Он сидел на дне корзины, вытянув ноги, но теперь осторожно поднялся на корточки, держась обеими руками за края.

— Вот, сейчас мне её лучше видно. Это маленькая лодка, она застряла в зарослях камыша у излучины. Мы плывём прямо туда, и нужно быть начеку, а то тоже застрянем.

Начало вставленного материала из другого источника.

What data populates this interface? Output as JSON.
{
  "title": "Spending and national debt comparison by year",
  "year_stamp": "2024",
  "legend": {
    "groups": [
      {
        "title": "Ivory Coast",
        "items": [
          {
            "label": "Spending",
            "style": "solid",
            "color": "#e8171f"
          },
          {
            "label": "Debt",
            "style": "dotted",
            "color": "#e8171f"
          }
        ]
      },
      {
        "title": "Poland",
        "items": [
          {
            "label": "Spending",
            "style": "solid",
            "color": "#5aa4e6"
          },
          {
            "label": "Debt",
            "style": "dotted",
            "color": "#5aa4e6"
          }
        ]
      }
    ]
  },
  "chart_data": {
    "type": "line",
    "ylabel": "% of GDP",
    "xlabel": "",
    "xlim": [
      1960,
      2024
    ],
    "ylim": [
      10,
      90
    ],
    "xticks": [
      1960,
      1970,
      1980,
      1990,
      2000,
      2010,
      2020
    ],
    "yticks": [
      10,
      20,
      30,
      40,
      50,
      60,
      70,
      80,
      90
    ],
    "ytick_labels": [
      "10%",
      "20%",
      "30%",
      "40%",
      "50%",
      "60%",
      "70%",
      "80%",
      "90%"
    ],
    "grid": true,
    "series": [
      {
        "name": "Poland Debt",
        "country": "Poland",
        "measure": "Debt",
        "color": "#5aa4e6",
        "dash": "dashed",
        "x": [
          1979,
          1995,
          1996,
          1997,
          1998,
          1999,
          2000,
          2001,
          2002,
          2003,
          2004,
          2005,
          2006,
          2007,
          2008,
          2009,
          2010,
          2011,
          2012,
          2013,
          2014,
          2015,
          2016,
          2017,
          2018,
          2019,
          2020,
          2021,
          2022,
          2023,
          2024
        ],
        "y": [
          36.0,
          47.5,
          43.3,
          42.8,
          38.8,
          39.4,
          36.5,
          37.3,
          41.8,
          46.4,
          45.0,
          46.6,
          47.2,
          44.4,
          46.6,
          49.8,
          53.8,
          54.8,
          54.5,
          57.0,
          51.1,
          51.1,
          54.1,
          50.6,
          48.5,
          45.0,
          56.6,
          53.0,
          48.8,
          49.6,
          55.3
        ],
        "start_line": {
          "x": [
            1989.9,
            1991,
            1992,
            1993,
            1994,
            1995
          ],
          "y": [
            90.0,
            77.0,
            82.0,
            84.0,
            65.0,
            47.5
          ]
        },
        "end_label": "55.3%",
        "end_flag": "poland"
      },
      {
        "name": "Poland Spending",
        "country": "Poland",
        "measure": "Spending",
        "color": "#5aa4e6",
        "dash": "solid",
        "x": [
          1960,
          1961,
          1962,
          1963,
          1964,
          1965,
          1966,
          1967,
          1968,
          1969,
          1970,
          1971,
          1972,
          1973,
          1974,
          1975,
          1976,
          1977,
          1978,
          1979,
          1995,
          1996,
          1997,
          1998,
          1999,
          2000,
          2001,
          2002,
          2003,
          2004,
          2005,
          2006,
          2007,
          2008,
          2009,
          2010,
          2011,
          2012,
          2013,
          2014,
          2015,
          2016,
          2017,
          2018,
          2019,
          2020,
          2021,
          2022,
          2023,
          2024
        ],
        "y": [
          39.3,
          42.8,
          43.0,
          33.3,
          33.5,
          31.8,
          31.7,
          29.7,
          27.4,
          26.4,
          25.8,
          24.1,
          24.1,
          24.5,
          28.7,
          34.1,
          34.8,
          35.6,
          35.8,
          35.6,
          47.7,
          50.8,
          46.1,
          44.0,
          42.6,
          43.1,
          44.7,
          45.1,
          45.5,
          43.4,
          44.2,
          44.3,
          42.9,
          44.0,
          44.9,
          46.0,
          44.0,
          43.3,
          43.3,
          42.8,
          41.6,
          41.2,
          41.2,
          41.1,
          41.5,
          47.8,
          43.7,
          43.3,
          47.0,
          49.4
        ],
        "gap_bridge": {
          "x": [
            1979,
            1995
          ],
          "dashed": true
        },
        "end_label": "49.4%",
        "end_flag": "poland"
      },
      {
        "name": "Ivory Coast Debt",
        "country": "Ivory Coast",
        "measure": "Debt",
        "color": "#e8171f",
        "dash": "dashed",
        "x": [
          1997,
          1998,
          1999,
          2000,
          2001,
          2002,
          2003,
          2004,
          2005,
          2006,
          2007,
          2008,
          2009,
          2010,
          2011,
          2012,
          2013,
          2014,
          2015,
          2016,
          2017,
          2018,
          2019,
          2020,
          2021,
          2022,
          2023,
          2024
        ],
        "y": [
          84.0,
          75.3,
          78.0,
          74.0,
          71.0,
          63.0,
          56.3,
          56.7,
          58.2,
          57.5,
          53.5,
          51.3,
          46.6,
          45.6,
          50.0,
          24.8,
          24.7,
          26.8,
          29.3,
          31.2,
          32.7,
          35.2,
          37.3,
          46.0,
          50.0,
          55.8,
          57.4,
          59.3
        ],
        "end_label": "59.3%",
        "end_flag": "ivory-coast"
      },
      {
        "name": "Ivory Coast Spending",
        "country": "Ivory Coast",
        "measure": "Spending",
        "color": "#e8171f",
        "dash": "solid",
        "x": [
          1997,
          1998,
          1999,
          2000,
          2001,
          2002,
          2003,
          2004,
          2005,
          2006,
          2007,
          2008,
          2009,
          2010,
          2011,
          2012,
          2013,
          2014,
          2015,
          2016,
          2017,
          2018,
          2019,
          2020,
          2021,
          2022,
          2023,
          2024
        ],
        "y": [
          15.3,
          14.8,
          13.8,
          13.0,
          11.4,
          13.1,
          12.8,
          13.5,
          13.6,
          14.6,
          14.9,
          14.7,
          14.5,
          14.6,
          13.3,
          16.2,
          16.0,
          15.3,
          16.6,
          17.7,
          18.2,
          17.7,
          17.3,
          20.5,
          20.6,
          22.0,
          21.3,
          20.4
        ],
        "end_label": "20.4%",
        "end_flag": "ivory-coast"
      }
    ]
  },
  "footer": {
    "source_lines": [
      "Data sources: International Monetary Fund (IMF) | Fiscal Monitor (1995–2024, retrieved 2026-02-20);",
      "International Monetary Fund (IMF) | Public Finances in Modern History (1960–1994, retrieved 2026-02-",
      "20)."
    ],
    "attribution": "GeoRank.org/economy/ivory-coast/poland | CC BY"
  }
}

— Аксель, не уходи никуда.

— Я здесь, рядом с тобой, принцесса. Но позволь мне взять палку, чтобы держаться подальше от зарослей.

Теперь корзины плыли медленно-медленно, забирая в сторону топкой заводи в том месте, где река делала поворот. Потыкав шестом в воду, Аксель обнаружил, что легко достаёт до дна, но стоило ему сделать попытку оттолкнуться обратно на середину реки, как дно подалось под посохом, лишив его точки опоры. И ещё он увидел — в утреннем свете, пробивавшемся сквозь высокую траву, — что водоросли густо обвили обе корзины, словно стремясь крепче привязать их к стоячей заводи. Лодка была уже перед ними, и, пока корзины неспешно дрейфовали прямо к ней, Аксель выставил посох и, упёршись им в лодочную корму, остановил их.